Île privée en Italie : une offre rare sur le marché immobilier

Les îles privées en Méditerranée sont rares, et Punta Pennata, un morceau de terre situé dans le golfe de Naples, est actuellement en vente. Avec ses falaises abruptes et les vestiges d’une ancienne villa romaine, cette île suscite des intérêts divergents : certains voient en elle une opportunité d’investissement tandis que d’autres souhaitent la préserver en tant que parc public. La vente soulève également des questions sur l’accessibilité et l’héritage historique de ce lieu unique.

  • Une île privée dans le golfe de Naples, Punta Pennata, est en vente pour 10 millions d'euros.
  • Elle suscite des intérêts pour un investissement mais aussi pour sa transformation en parc public.
  • Le maire de Bacoli, Josi Gerardo della Ragione, préfère la seconde option pour valoriser l'héritage historique.
  • Des réserves existent face au coût élevé et la nécessité de respecter les règles environnementales.

Île privée en Italie : une offre rare sur le marché immobilier

Punta Pennata se trouve à environ 32 kilomètres du centre-ville de Naples. Entourée par une végétation méditerranéenne luxuriante et par des ruines romaines, elle est décrite par Sotheby’s International Realty comme « une retraite fascinante et unique » ainsi qu’une « opportunité exclusive pour un investissement prestigieux ». Cependant, Josi Gerardo della Ragione, le maire de Bacoli, envisage de transformer cette île en parc public pour attirer visiteurs et résidents vers une partie souvent méconnue du littoral italien.

« C’est comme Neverland », a-t-il affirmé lors d’une interview dans son bureau, comparant l’île fictive au potentiel de rêverie offert par Punta Pennata. Le projet municipal se heurte toutefois à un défi majeur : le prix demandé. Sotheby’s a fixé le prix à environ 10 millions d’euros, ce qui représente un obstacle financier considérable alors que l’île n’était évaluée qu’à deux millions il y a quelques années.

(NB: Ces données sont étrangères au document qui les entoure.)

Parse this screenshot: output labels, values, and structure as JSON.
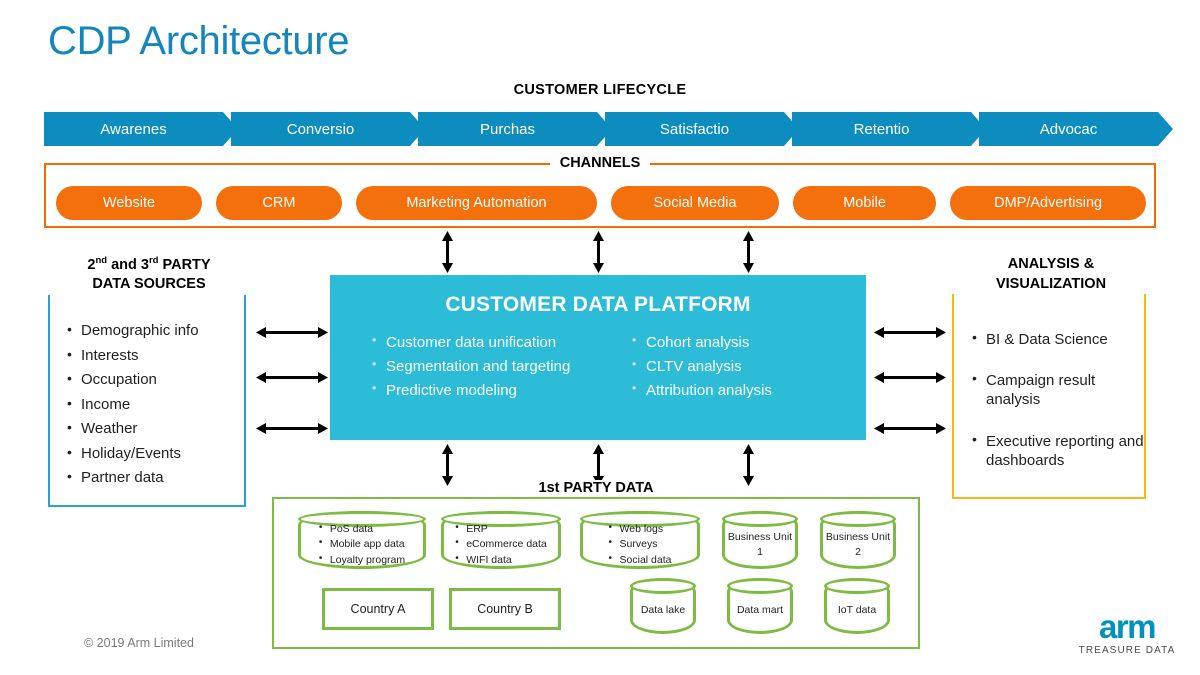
{
  "page": {
    "title": "CDP Architecture",
    "copyright": "© 2019 Arm Limited"
  },
  "colors": {
    "title_blue": "#1486bb",
    "lifecycle_blue": "#0c8cbf",
    "channels_orange": "#f26a00",
    "pill_orange": "#f4700c",
    "cdp_cyan": "#2cbcd8",
    "panel_left_blue": "#2e9fd4",
    "panel_right_yellow": "#fcb415",
    "first_party_green": "#7dbb42",
    "logo_blue": "#0091bd"
  },
  "lifecycle": {
    "caption": "CUSTOMER LIFECYCLE",
    "stages": [
      {
        "label": "Awarenes"
      },
      {
        "label": "Conversio"
      },
      {
        "label": "Purchas"
      },
      {
        "label": "Satisfactio"
      },
      {
        "label": "Retentio"
      },
      {
        "label": "Advocac"
      }
    ]
  },
  "channels": {
    "caption": "CHANNELS",
    "items": [
      {
        "label": "Website"
      },
      {
        "label": "CRM"
      },
      {
        "label": "Marketing Automation"
      },
      {
        "label": "Social Media"
      },
      {
        "label": "Mobile"
      },
      {
        "label": "DMP/Advertising"
      }
    ]
  },
  "left_panel": {
    "title_line1_pre": "2",
    "title_line1_sup": "nd",
    "title_line1_mid": " and 3",
    "title_line1_sup2": "rd",
    "title_line1_post": " PARTY",
    "title_line2": "DATA SOURCES",
    "items": [
      "Demographic info",
      "Interests",
      "Occupation",
      "Income",
      "Weather",
      "Holiday/Events",
      "Partner data"
    ]
  },
  "cdp": {
    "title": "CUSTOMER DATA PLATFORM",
    "column_left": [
      "Customer data unification",
      "Segmentation and targeting",
      "Predictive modeling"
    ],
    "column_right": [
      "Cohort analysis",
      "CLTV analysis",
      "Attribution analysis"
    ]
  },
  "right_panel": {
    "title_line1": "ANALYSIS &",
    "title_line2": "VISUALIZATION",
    "items": [
      "BI & Data Science",
      "Campaign result analysis",
      "Executive reporting and dashboards"
    ]
  },
  "first_party": {
    "caption": "1st PARTY DATA",
    "cylinders_row1": [
      {
        "type": "list",
        "items": [
          "PoS data",
          "Mobile app data",
          "Loyalty program"
        ]
      },
      {
        "type": "list",
        "items": [
          "ERP",
          "eCommerce data",
          "WIFI data"
        ]
      },
      {
        "type": "list",
        "items": [
          "Web logs",
          "Surveys",
          "Social data"
        ]
      },
      {
        "type": "center",
        "label": "Business Unit 1"
      },
      {
        "type": "center",
        "label": "Business Unit 2"
      }
    ],
    "rects_row2": [
      {
        "label": "Country A"
      },
      {
        "label": "Country B"
      }
    ],
    "cylinders_row2": [
      {
        "label": "Data lake"
      },
      {
        "label": "Data mart"
      },
      {
        "label": "IoT data"
      }
    ]
  },
  "logo": {
    "wordmark": "arm",
    "subtitle": "TREASURE DATA"
  }
}
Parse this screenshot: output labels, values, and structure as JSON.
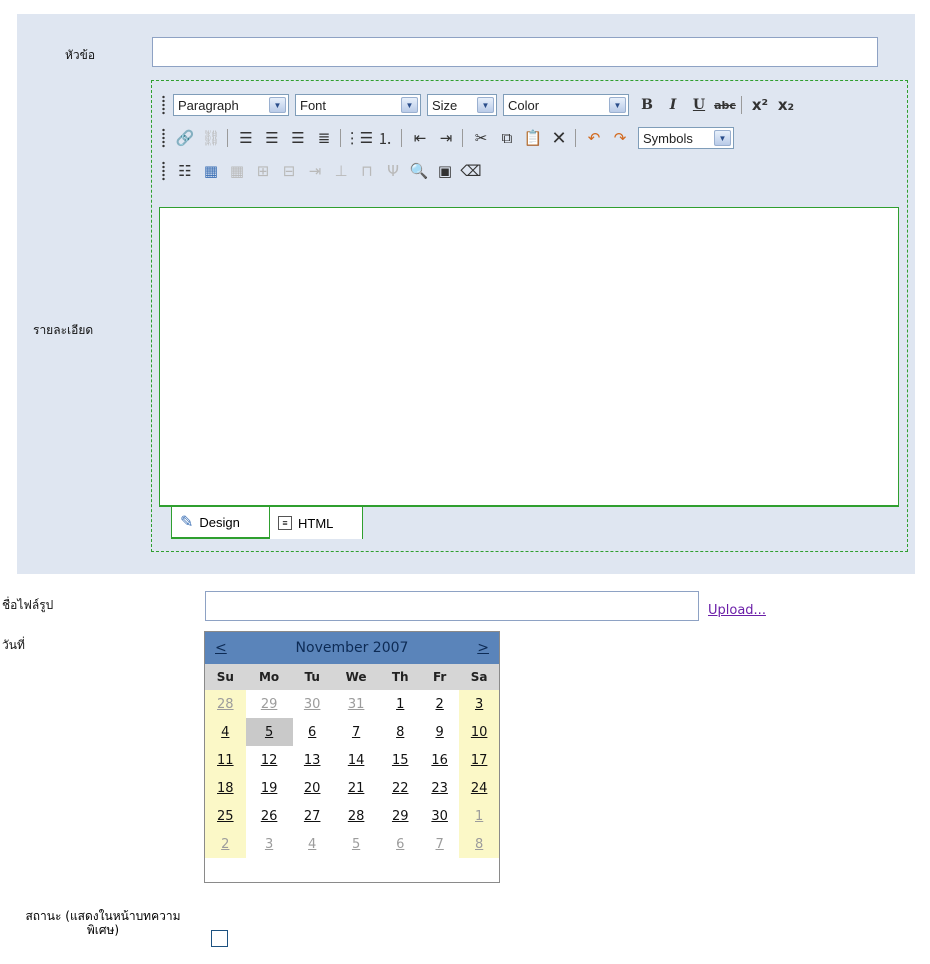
{
  "form": {
    "title_label": "หัวข้อ",
    "title_value": "",
    "detail_label": "รายละเอียด",
    "image_label": "ชื่อไฟล์รูป",
    "image_value": "",
    "upload_link": "Upload...",
    "date_label": "วันที่",
    "status_label": "สถานะ (แสดงในหน้าบทความพิเศษ)",
    "status_checked": false
  },
  "editor": {
    "paragraph": "Paragraph",
    "font": "Font",
    "size": "Size",
    "color": "Color",
    "symbols": "Symbols",
    "bold": "B",
    "italic": "I",
    "underline": "U",
    "strike": "abc",
    "tabs": [
      "Design",
      "HTML"
    ],
    "active_tab": "Design"
  },
  "calendar": {
    "prev": "<",
    "next": ">",
    "month_title": "November 2007",
    "weekdays": [
      "Su",
      "Mo",
      "Tu",
      "We",
      "Th",
      "Fr",
      "Sa"
    ],
    "weeks": [
      [
        "28",
        "29",
        "30",
        "31",
        "1",
        "2",
        "3"
      ],
      [
        "4",
        "5",
        "6",
        "7",
        "8",
        "9",
        "10"
      ],
      [
        "11",
        "12",
        "13",
        "14",
        "15",
        "16",
        "17"
      ],
      [
        "18",
        "19",
        "20",
        "21",
        "22",
        "23",
        "24"
      ],
      [
        "25",
        "26",
        "27",
        "28",
        "29",
        "30",
        "1"
      ],
      [
        "2",
        "3",
        "4",
        "5",
        "6",
        "7",
        "8"
      ]
    ],
    "selected_day": "5"
  },
  "colors": {
    "panel_bg": "#dfe6f1",
    "editor_border": "#2f9f2f",
    "calendar_header": "#5a84ba",
    "weekend_bg": "#fbf8c7",
    "link": "#6b1fa8"
  }
}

Le débat autour du coût exorbitant pour la population locale

M. Della Ragione juge que le prix actuel peut être qualifié d’« spéculation démesurée », ajoutant aux défis auxquels il fait face dans sa lutte pour faire reconnaître la valeur culturelle historique de Punta Pennata. Selon lui, bien que ce soit souhaitable qu’un acheteur privé acquière l’île puisque cela pourrait engendrer davantage d’investissements dans la région, les coûts actuels rendent cet objectif quasi impossible.

Les anciennes villas palatiales qui ont autrefois dominé le littoral ont laissé leurs traces sous la mer où elles reposent désormais entre quatre à cinq mètres sous les eaux cristallines. L’histoire indique également que le port voisin fut autrefois utilisé par la flotte navale romaine qui dominait la Méditerranée occidentale.

Des voix s’élèvent pour protéger cet héritage culturel

L’historien amateur Ciro Amoroso soutient ardemment l’idée d’un parc sur Punta Pennata : « C’est notre histoire, notre héritage », affirme-t-il, espérant voir préservé « ce qui fait partie de notre identité.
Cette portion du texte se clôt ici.